Shutting down getty, starting minicom, I can type from/to the cuad0 without any glitches.  Once getty is running, I can't see anything I pipe in ttyd0.

Any clues?


----------



## SeanC (Jul 4, 2009)

Did you *kill -HUP 1* after changing your ttys file?


----------



## tcn (Jul 4, 2009)

Yes I do restart init each time I change ttys...  Besides, if I don't and I want to disable getty on the serial port for minicom; minicom will get a busy on cuad....


----------



## SeanC (Jul 4, 2009)

Are you sure *VT100* is the correct option? Try changing it to *dialup*. I had the opposite problem one with a beta-plate reader that was not expecting VT100 emulation (sent from PuTTY) and I would get garbage on the screen (plate reader was using UTMAC terminal, whatever that was).
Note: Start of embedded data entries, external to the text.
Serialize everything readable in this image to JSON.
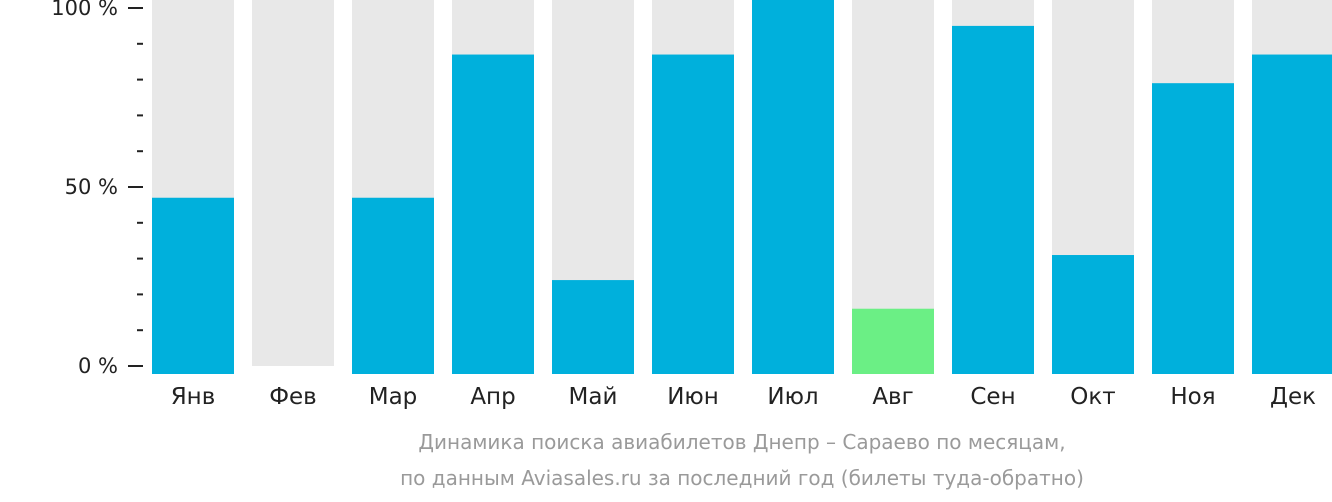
{
  "chart_data": {
    "type": "bar",
    "categories": [
      "Янв",
      "Фев",
      "Мар",
      "Апр",
      "Май",
      "Июн",
      "Июл",
      "Авг",
      "Сен",
      "Окт",
      "Ноя",
      "Дек"
    ],
    "values": [
      47,
      0,
      47,
      87,
      24,
      87,
      100,
      16,
      95,
      31,
      79,
      87
    ],
    "highlight_category": "Авг",
    "ylim": [
      0,
      100
    ],
    "y_ticks": [
      "0 %",
      "50 %",
      "100 %"
    ],
    "grid": false,
    "legend": "none",
    "colors": {
      "bar": "#00b0dc",
      "highlight": "#6bef85",
      "track": "#e8e8e8",
      "axis": "#222222"
    }
  },
  "caption": {
    "line1": "Динамика поиска авиабилетов Днепр – Сараево по месяцам,",
    "line2": "по данным Aviasales.ru за последний год (билеты туда-обратно)"
  }
}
And you bit rate and parity are set correctly?
Random question: Is this a serial-to-serial connection, or USB to serial?


----------



## tcn (Jul 4, 2009)

*D945GLCF2 BIOS affects RS232???*

Everything checks out ok and it's a serial-serial communication.
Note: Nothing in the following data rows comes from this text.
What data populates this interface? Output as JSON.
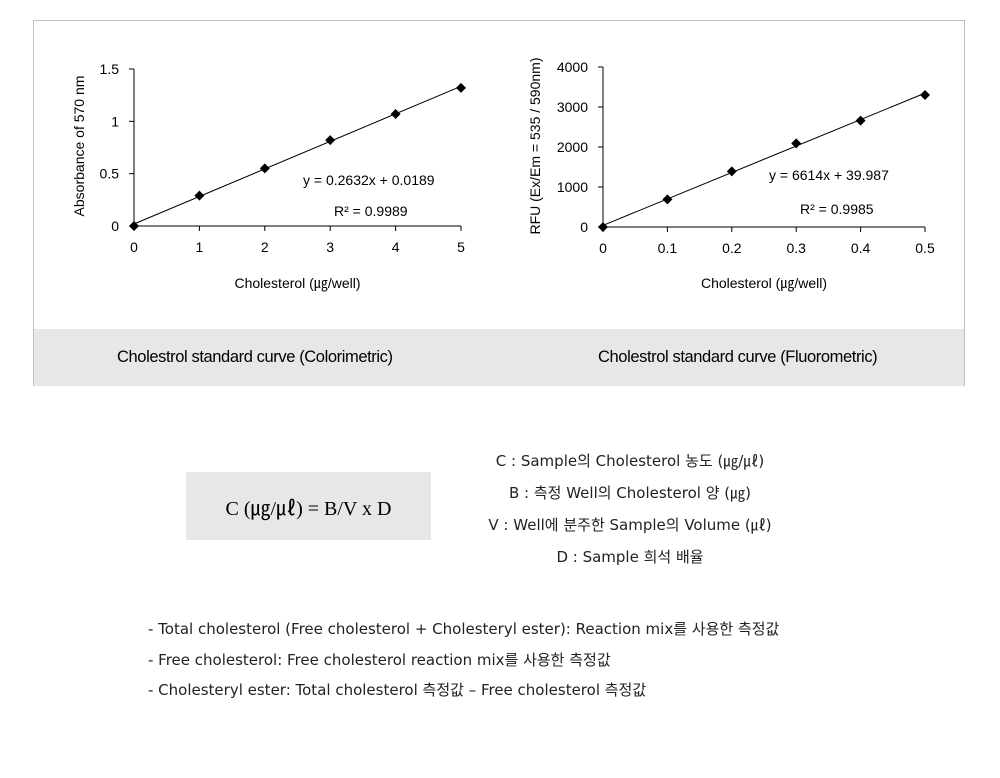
{
  "chart_data": [
    {
      "type": "scatter",
      "x": [
        0,
        1,
        2,
        3,
        4,
        5
      ],
      "y": [
        0,
        0.29,
        0.55,
        0.82,
        1.07,
        1.32
      ],
      "xlim": [
        0,
        5
      ],
      "ylim": [
        0,
        1.5
      ],
      "xticks": [
        "0",
        "1",
        "2",
        "3",
        "4",
        "5"
      ],
      "yticks": [
        "0",
        "0.5",
        "1",
        "1.5"
      ],
      "xlabel": "Cholesterol (㎍/well)",
      "ylabel": "Absorbance of 570 nm",
      "equation": "y = 0.2632x + 0.0189",
      "r2": "R² = 0.9989",
      "trendline": {
        "slope": 0.2632,
        "intercept": 0.0189
      },
      "grid": false,
      "caption": "Cholestrol standard curve (Colorimetric)"
    },
    {
      "type": "scatter",
      "x": [
        0,
        0.1,
        0.2,
        0.3,
        0.4,
        0.5
      ],
      "y": [
        0,
        690,
        1390,
        2090,
        2660,
        3300
      ],
      "xlim": [
        0,
        0.5
      ],
      "ylim": [
        0,
        4000
      ],
      "xticks": [
        "0",
        "0.1",
        "0.2",
        "0.3",
        "0.4",
        "0.5"
      ],
      "yticks": [
        "0",
        "1000",
        "2000",
        "3000",
        "4000"
      ],
      "xlabel": "Cholesterol (㎍/well)",
      "ylabel": "RFU (Ex/Em = 535 / 590nm)",
      "equation": "y = 6614x + 39.987",
      "r2": "R² = 0.9985",
      "trendline": {
        "slope": 6614,
        "intercept": 39.987
      },
      "grid": false,
      "caption": "Cholestrol standard curve (Fluorometric)"
    }
  ],
  "formula": {
    "text": "C (㎍/㎕) = B/V x D",
    "legend": [
      "C : Sample의 Cholesterol 농도 (㎍/㎕)",
      "B : 측정 Well의 Cholesterol 양 (㎍)",
      "V : Well에 분주한 Sample의 Volume (㎕)",
      "D : Sample 희석 배율"
    ]
  },
  "notes": [
    "- Total cholesterol (Free cholesterol + Cholesteryl ester): Reaction mix를 사용한 측정값",
    "- Free cholesterol: Free cholesterol reaction mix를 사용한 측정값",
    "- Cholesteryl ester: Total cholesterol 측정값 – Free cholesterol 측정값"
  ]
}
  I've resetted the bios to "optimal defaults" and re-changed what needed to be changed.  Looks like I got the serial port working better thant it was???

  I have no clue as what would make the system behave differently with a bios reset...  The system is a D945GCLF2; looks like bios settings are changing more than what's written.

  I am very puzzled as of what was happening.  Too bas I don't have a scope to monitor the RS232 lines...

  So basically, I think this is a hardware issue but I can't think of anything that would create this behaviour.

  Anyone else with a D945GCLF2 that could try the serial port?


----------



## SeanC (Jul 4, 2009)

Not here, sorry. What BIOS version are you running? Intel has released 10 BIOS updates for this MB since initial release (last year). 

Link to Intel release note PDF:

http://downloadmirror.intel.com/17694/eng/LF_0182_ReleaseNotes.pdf


----------



## tcn (Jul 5, 2009)

I updated my bios and somehow couldn't boot on my HDD anymore as if the boot flag was not set.  I set it back on one unencrypted drive, boots fine; did it on an encrypted one; destroyed.

  I have to start all over again; stay tuned as I know I will be getting the very same problem again....


----------



## SeanC (Jul 8, 2009)

Misery loves company:

http://forums.freebsd.org/showthread.php?t=4680


----------